After telling the blunder story it
always reminds me on my crushing love struck that could never happen. We
usually invite a guest soloist at the orchestra, or we are the ones that are asked
to play for them; this was the former. The moment she walked to the front I
knew that I loved her. She wore a baby blue dress, long and flowing, bedazzling
the eyes that planted themselves on her, a minimalistic earpiece, and simple,
glossy lips. Her eyes unfortunately clashed with the dress as they were a
bright hazel, almost hinting at green, but I could not care less for it
heightened my experience of her existence. The skin was fair, like a golden
dream of a Cuba libre in a gloomy tavern.
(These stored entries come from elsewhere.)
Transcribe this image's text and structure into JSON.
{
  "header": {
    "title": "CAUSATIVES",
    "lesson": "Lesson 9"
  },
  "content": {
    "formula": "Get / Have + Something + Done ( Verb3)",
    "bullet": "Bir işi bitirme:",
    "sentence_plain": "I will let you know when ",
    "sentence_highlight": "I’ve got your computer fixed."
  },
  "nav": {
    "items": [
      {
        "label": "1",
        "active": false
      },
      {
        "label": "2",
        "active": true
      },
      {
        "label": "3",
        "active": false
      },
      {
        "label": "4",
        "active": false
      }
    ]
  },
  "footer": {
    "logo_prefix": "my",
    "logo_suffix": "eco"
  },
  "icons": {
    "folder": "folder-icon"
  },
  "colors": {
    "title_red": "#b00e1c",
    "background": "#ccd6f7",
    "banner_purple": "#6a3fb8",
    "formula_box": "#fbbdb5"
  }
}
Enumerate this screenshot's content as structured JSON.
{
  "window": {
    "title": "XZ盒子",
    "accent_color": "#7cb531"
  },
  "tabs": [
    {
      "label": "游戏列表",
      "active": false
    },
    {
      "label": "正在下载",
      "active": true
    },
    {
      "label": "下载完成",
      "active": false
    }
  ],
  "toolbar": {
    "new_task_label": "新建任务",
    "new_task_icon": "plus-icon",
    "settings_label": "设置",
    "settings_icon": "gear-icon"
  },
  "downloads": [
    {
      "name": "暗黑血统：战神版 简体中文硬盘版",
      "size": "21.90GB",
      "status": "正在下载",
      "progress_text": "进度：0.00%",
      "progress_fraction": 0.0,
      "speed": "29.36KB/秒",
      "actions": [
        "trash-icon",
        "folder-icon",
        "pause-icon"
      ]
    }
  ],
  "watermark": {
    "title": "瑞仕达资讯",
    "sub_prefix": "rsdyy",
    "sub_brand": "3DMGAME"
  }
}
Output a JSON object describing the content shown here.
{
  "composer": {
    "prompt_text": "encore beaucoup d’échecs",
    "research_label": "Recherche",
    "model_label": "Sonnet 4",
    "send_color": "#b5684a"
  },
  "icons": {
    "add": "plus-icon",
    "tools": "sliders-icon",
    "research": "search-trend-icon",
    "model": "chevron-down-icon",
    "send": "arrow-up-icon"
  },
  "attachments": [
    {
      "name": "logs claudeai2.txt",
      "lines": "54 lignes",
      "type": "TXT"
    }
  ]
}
I never got to see her again after
that one performance.
Never married or took up on a
partner, only short nights of leisure and a long period of loneliness. I wish I
could have remembered their faces, but it would not have been the same,
completely unfulfilling to try and remember those that give me that tiny bit of
serotonin to make it through another day. To be honest, I was mostly married to
music, the love of my life was the sound of the orchestra and the cheers the
audience made to our posthumous finales. Sure, it was not a physical thing that
I married, and finding someone at this age would be useless, but I live a life…
…Full of regrets. My dear listeners,
I have lied. I am but a buffoon in black and white, mimicking a sense of self-importance.
This is merely my suicide speech to you. But I’m well-aware that no one is in
the crowd, not a seat has been taken. It is only me, my instruments, empty
chairs, and this rope. Am I craving one last moment of attention as a
postmortem jest? Am I playing a final piece only I can appreciate? Would I be
callous enough to leave evidence of my failure to prove I was worthy of
something and deserving of recognition? The answer would probably be yes to all
of them.
I never really achieved my mother’s
dream of being a world-renowned musician, just moderately known as a one-trick
pony. At the age of forty-one I consider myself a fraud, a letdown, a nuisance.
I made no spectacle to inspire, nor did I try appealing to an audience, I
merely played what I was told to. All I saw were aimless notes cascading in the
pentagram. The bars were mostly empty the nights I played, like roaches running
from the light. The beautiful soloist probably did not like my playing—or so my
mind tells me.
And now a last hurrah to this world.
I’ll tire myself by playing Amor Mortis with every instrument I know. Break my
fingers if I have to playing so many times that annoying song, repeat after
repeat, note after note, chord after chord, beat after beat. Of course,
starting with the least I appreciate is the norm, so the flute begins with a
wistful delight, a cadence of wishless desire. The waltz my mother sung me to
birth played by a wind instrument means nothing to me, reminds me of the times
I could not sleep in insomniac depression. The guitar is less grating than the
prior, the plucking and stepping distracted me from its meaning: boredom. The
trumpet has no worth, only the fact that it remains as an ambivalent
instrument, loud and obnoxious yet smooth and assertive. The violin, much like
the guitar, stepping and sliding, a slight difference yet a noticeable one; the
strings give a change in meaning, like hope. The piano, oh the piano, more
stepping to give callouses to my fingertips, but the meaning I find is love;
the love I wished could reside in my heart.